I would be a single parent and show my kid all the love in the world, no matter our circumstances and no matter if their father was in their life or not. I guess my biggest hurdle would be that I worked two jobs to bring in money and that wouldn’t be feasible as I got bigger. My main job was stocking groceries at the Piggly Wiggly in Jeffersonville four nights a week. The other job couldn’t really be counted since it was only a ‘sometimes’ gig with the newspaper. Occasionally, the bigger paper over in Augusta would pick up some of my work, but that was only if I was lucky enough to get a good shot that they needed.

I wanted to be a photographer when I grew up. The one thing my dad splurged on before he died was a really nice Nikon camera for me. I wasn’t able to develop the film myself, which sucked, unless on the rare occasion Tommy’s dad let me slip in and use the darkroom at the high school. His dad, being the football coach, and oddly enough one of the yearbook advisors, had access to the building.

I didn’t take him up on the offer too often though because Tommy’s dad also had a reputation for maybe paying too much attention to the older female students. He hadn’t hit on me, but I also hadn’t missed the way he leered the couple times he let me into the darkroom.
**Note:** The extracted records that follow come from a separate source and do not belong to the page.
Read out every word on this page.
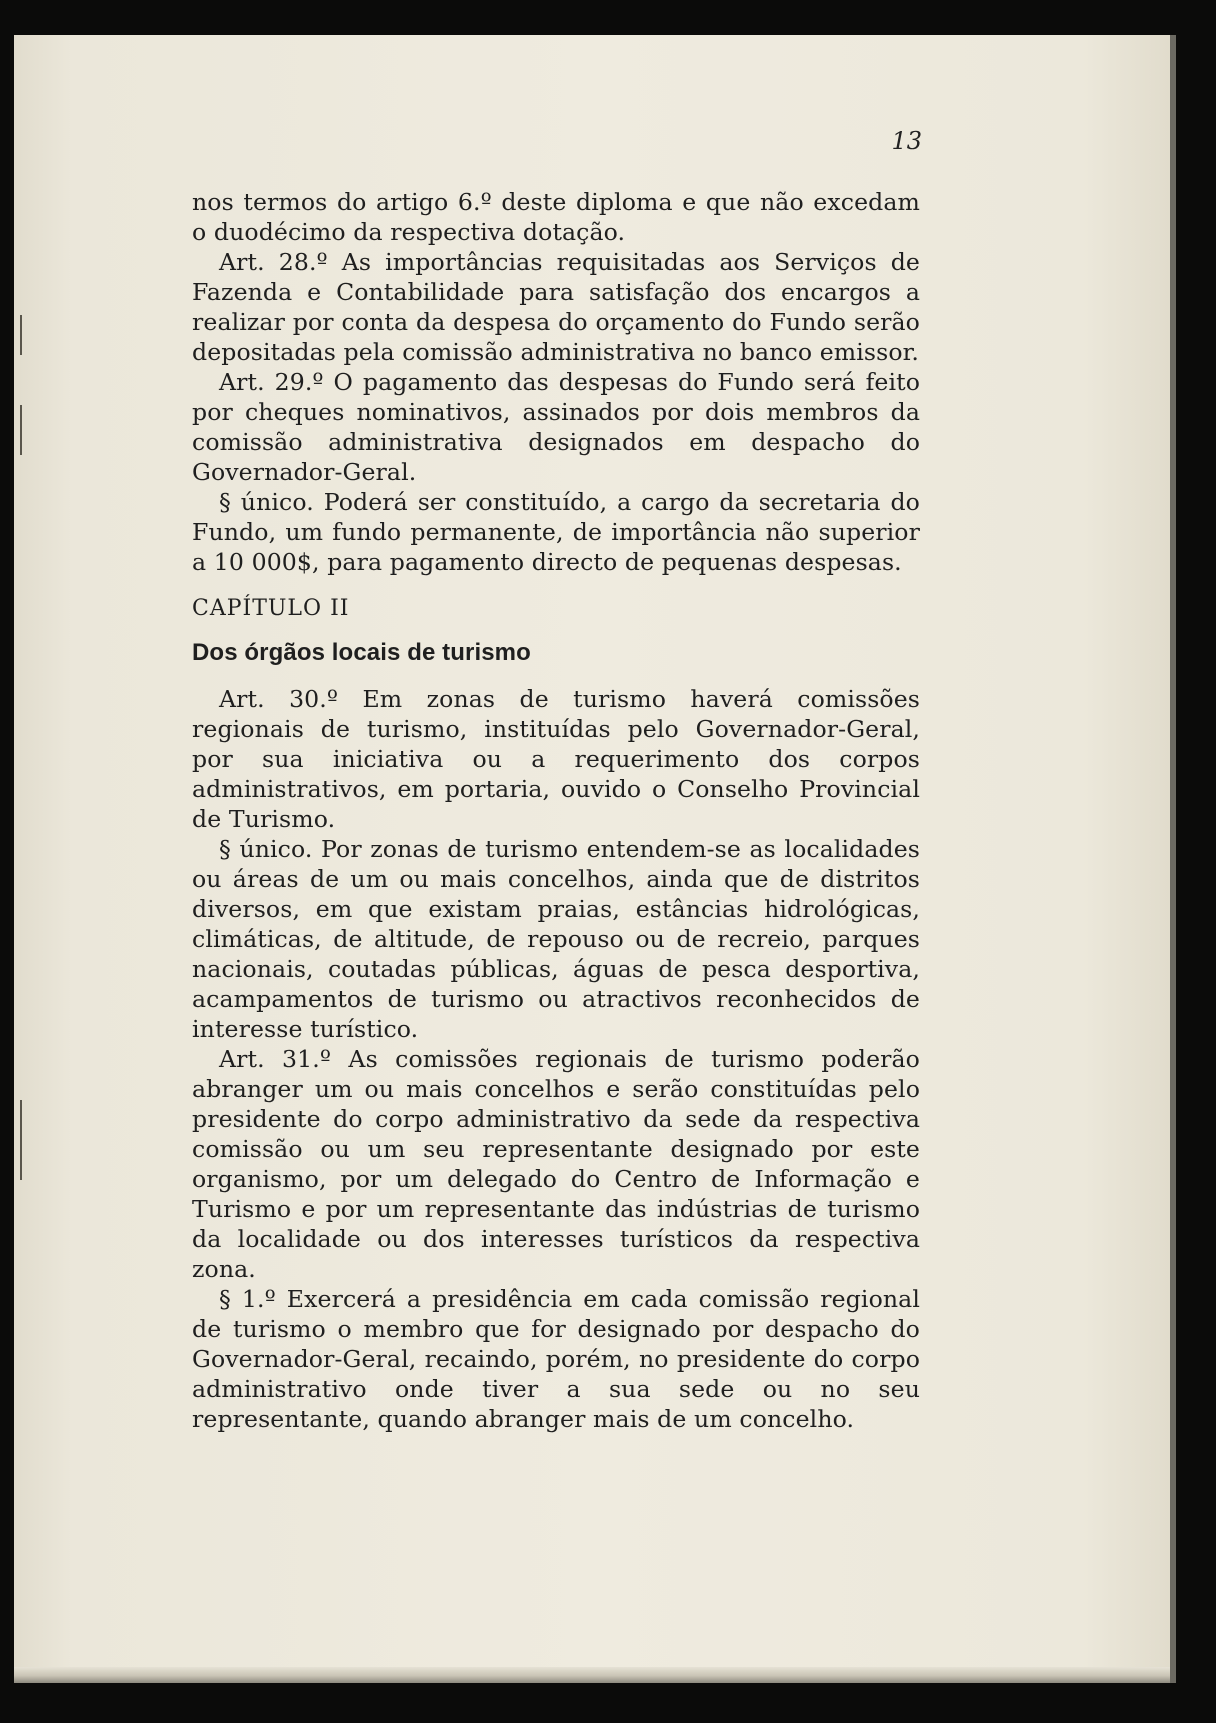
13

nos termos do artigo 6.º deste diploma e que não excedam o duodécimo da respectiva dotação.

Art. 28.º As importâncias requisitadas aos Serviços de Fazenda e Contabilidade para satisfação dos encargos a realizar por conta da despesa do orçamento do Fundo serão depositadas pela comissão administrativa no banco emissor.

Art. 29.º O pagamento das despesas do Fundo será feito por cheques nominativos, assinados por dois membros da comissão administrativa designados em despacho do Governador-Geral.

§ único. Poderá ser constituído, a cargo da secretaria do Fundo, um fundo permanente, de importância não superior a 10 000$, para pagamento directo de pequenas despesas.

CAPÍTULO II

Dos órgãos locais de turismo

Art. 30.º Em zonas de turismo haverá comissões regionais de turismo, instituídas pelo Governador-Geral, por sua iniciativa ou a requerimento dos corpos administrativos, em portaria, ouvido o Conselho Provincial de Turismo.

§ único. Por zonas de turismo entendem-se as localidades ou áreas de um ou mais concelhos, ainda que de distritos diversos, em que existam praias, estâncias hidrológicas, climáticas, de altitude, de repouso ou de recreio, parques nacionais, coutadas públicas, águas de pesca desportiva, acampamentos de turismo ou atractivos reconhecidos de interesse turístico.

Art. 31.º As comissões regionais de turismo poderão abranger um ou mais concelhos e serão constituídas pelo presidente do corpo administrativo da sede da respectiva comissão ou um seu representante designado por este organismo, por um delegado do Centro de Informação e Turismo e por um representante das indústrias de turismo da localidade ou dos interesses turísticos da respectiva zona.

§ 1.º Exercerá a presidência em cada comissão regional de turismo o membro que for designado por despacho do Governador-Geral, recaindo, porém, no presidente do corpo administrativo onde tiver a sua sede ou no seu representante, quando abranger mais de um concelho.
Probably the only thing holding him back was that he feared the club, and my tenuous proximity to them, more than he wanted to push boundaries with me.

Come to think of it, the darkroom was probably not the safest place to be for a pregnant woman. I wasn’t sure what the chemicals would do, if they were harmful or what. I’d have to try to find out. My night job wasn’t going to be a cakewalk while pregnant either. I had to push and pull heavy pallets of food from the back to fill the shelves, then there was all the bending, reaching, and walking. All. Night. Long.

I’d have to start looking for another job, during the day. Then everything spiraled as I wondered what the hell I was going to do when the baby was here, and I needed to go to work. Could I afford daycare and everything else I’d have to pay for? Would Tripp even help if I told him about the baby? I’d have to tell him. Mack wouldn’t let me go without doing that much.

I was not ready for a baby. I had so many things to figure out. Panic blurred my thoughts and sent me on a spiral when I realized that there was a ticking clock placed on my shoulders and it was already counting down far too quickly.